Proposition 8 was passed by California voters in 2008 defining marriage as an institution between one man and one woman. However, in an August ruling, Chief U.S. District Judge Vaughn Walker said the proposition is unconstitutional and infringes upon equal protection rights of gay and lesbian couples. Proposition 8 proponents then issued an appeal to the Ninth Circuit Court of Appeals.

Although the court has no time limit, most cases heard by the Ninth Circuit are decided between 3-12 months. If the judges decide the proponents have legal standing, their case may continue to the California Supreme Court. Else, the federal appeals court may issue a decision without referring to the Supreme Court.

Cooper argued that the historical definition of marriage has existed now and “for all time immemorial.” Society has no interests in relationships such as platonic male-female relationships or same-sex relationships because of their inability to produce children, Cooper said.

Protestors outside of the San Francisco 9th Circuit Court of Appeals

“When a relationship between a man and a woman becomes a sexual one, society immediately has a vital interest in that,” Cooper said. “Society needs the creation of new life for the next generation.”

The interests of society are threatened by unwanted pregnancies and pregnancies out of wedlock, Cooper said, because such instances often leave the mother to raise the child alone. Cooper suggested that the traditional home of one father one mother is the most beneficial environment to raise a child.

“Society will have to step in and assist that single parent in all likelihood, that is what usually happens, in the raising of that child,” Cooper said. “But as well as the undeniable fact that children raised in that circumstance have poor outcomes.”

Judge Reinhart of Los Angeles responded, “That sounds like a good argument for prohibiting divorce.” The statement initiated a wave of laughter throughout the courtroom.

He also questioned how such an argument would invalidate a same-sex couple from raising children in California and creating a happy, healthy family unit.

Cooper stated he was attempting to give examples of procreation to exhibit the clear distinctions among same-sex couples and opposite sex couples.

Chief Deputy City Attorney Therese Stewart responded to Cooper’s statements.

“It doesn’t matter how the child comes into the world,” said Stewart. “Family law in California recognizes that same-sex couples do procreate.”

To portray opposite-sex couples as traditional or ideal is demeaning toward same-sex couples, Stewart said, in that it implies gay or lesbian couples are less desirable.

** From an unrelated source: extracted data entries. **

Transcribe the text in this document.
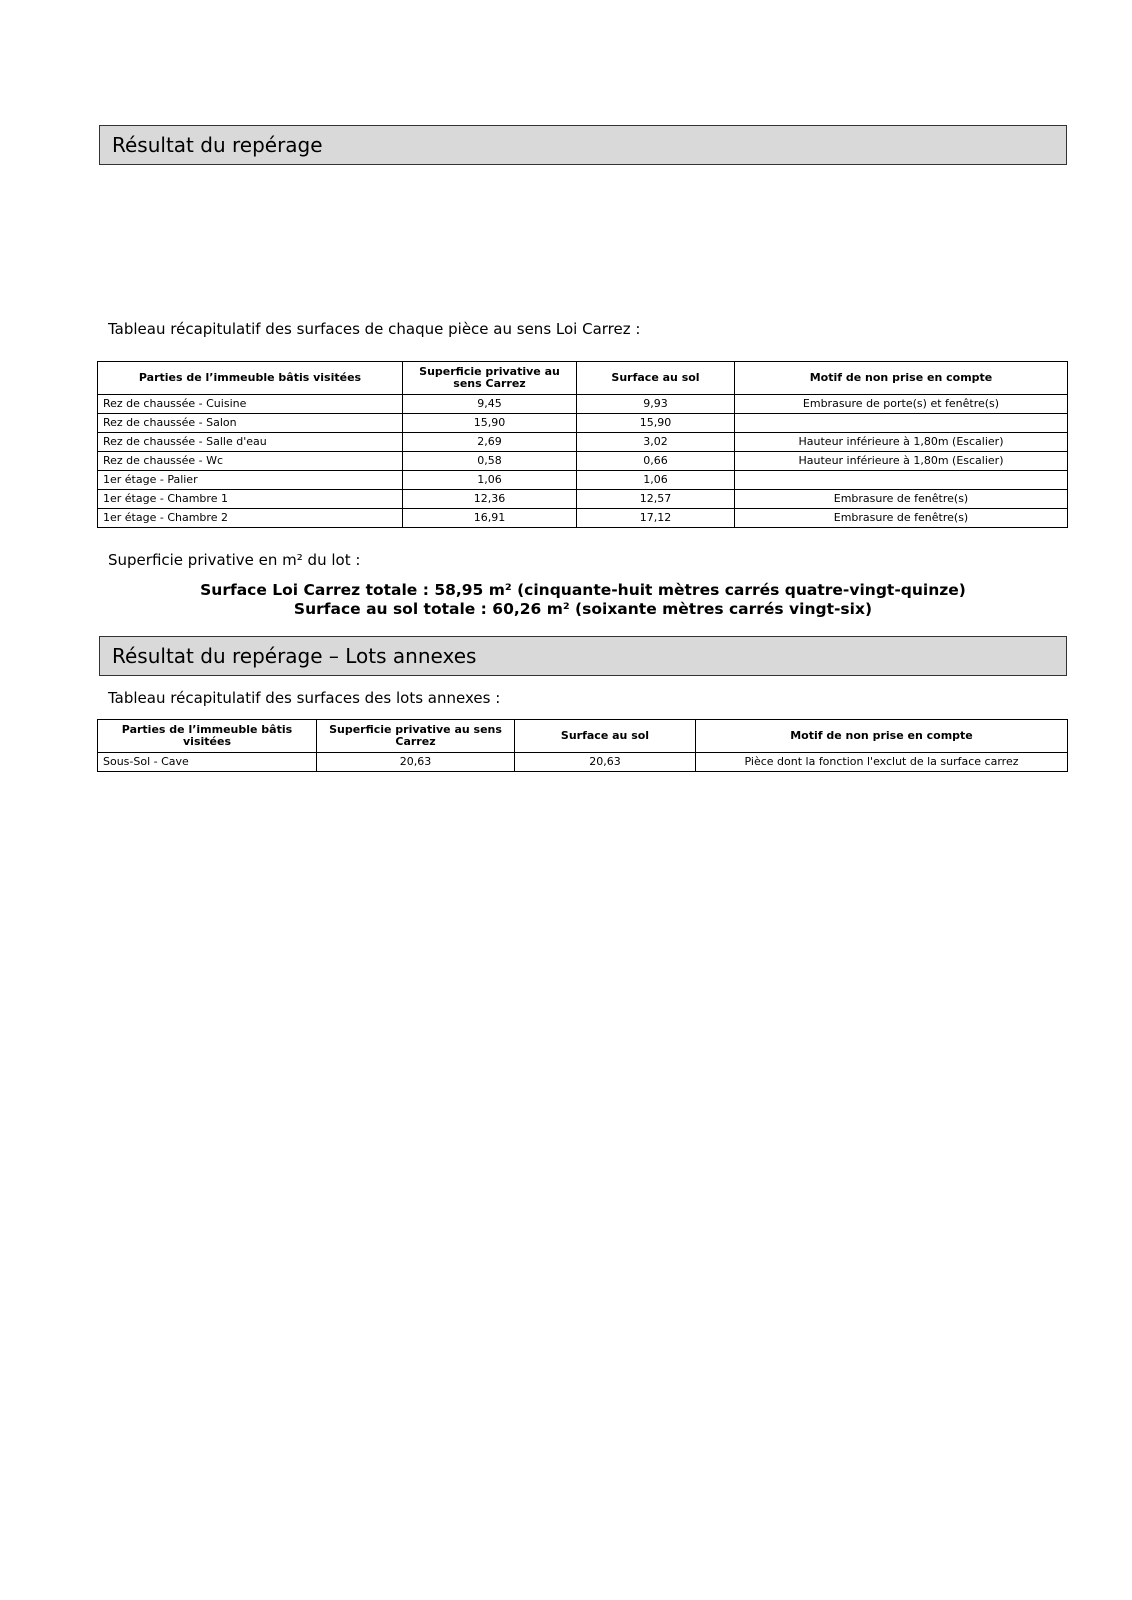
Résultat du repérage
Tableau récapitulatif des surfaces de chaque pièce au sens Loi Carrez :
Parties de l’immeuble bâtis visitées	Superficie privative au sens Carrez	Surface au sol	Motif de non prise en compte
Rez de chaussée - Cuisine	9,45	9,93	Embrasure de porte(s) et fenêtre(s)
Rez de chaussée - Salon	15,90	15,90	
Rez de chaussée - Salle d'eau	2,69	3,02	Hauteur inférieure à 1,80m (Escalier)
Rez de chaussée - Wc	0,58	0,66	Hauteur inférieure à 1,80m (Escalier)
1er étage - Palier	1,06	1,06	
1er étage - Chambre 1	12,36	12,57	Embrasure de fenêtre(s)
1er étage - Chambre 2	16,91	17,12	Embrasure de fenêtre(s)
Superficie privative en m² du lot :
Surface Loi Carrez totale : 58,95 m² (cinquante-huit mètres carrés quatre-vingt-quinze)
Surface au sol totale : 60,26 m² (soixante mètres carrés vingt-six)
Résultat du repérage – Lots annexes
Tableau récapitulatif des surfaces des lots annexes :
Parties de l’immeuble bâtis visitées	Superficie privative au sens Carrez	Surface au sol	Motif de non prise en compte
Sous-Sol - Cave	20,63	20,63	Pièce dont la fonction l'exclut de la surface carrez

“California does not discourage that in any way or say one is more desirable than the other,” Stewart said.

Theodore Olsen, an attorney who has led the challenge against Proposition 8, reacted to comments made in the appellant’s brief referring to problems that may occur with children if Proposition 8 is overturned.

“Proposition 8 needs to be enacted because the existence of same-sex marriage will make children prematurely occupied with issues of sexuality,” the brief read.

“That is nonsense,” Olsen responded. “If that was the course of justification, it would equally warrant the banning of comic books, television, video games and conversations with other children.”

Olsen criticized campaign methods of Yes on 8 and their emphasis on protecting children from potential harm of same-sex marriages.

“That was the original rationalization–protect our children from thinking that gay marriage is okay,” Olsen said. “Well, what is the matter with that? It must be something with the gay people.”

Olsen said such campaign strategies promote the idea that children must be protected from “these people.”

Judge Norman Randy Smith of Pocatello questioned the validity of any argument due to the equal rights that all couples share.

“What is the rational basis then if homosexuals have all the rights that heterosexual couples have?” asked Smith. “We’re left with a word: marriage.”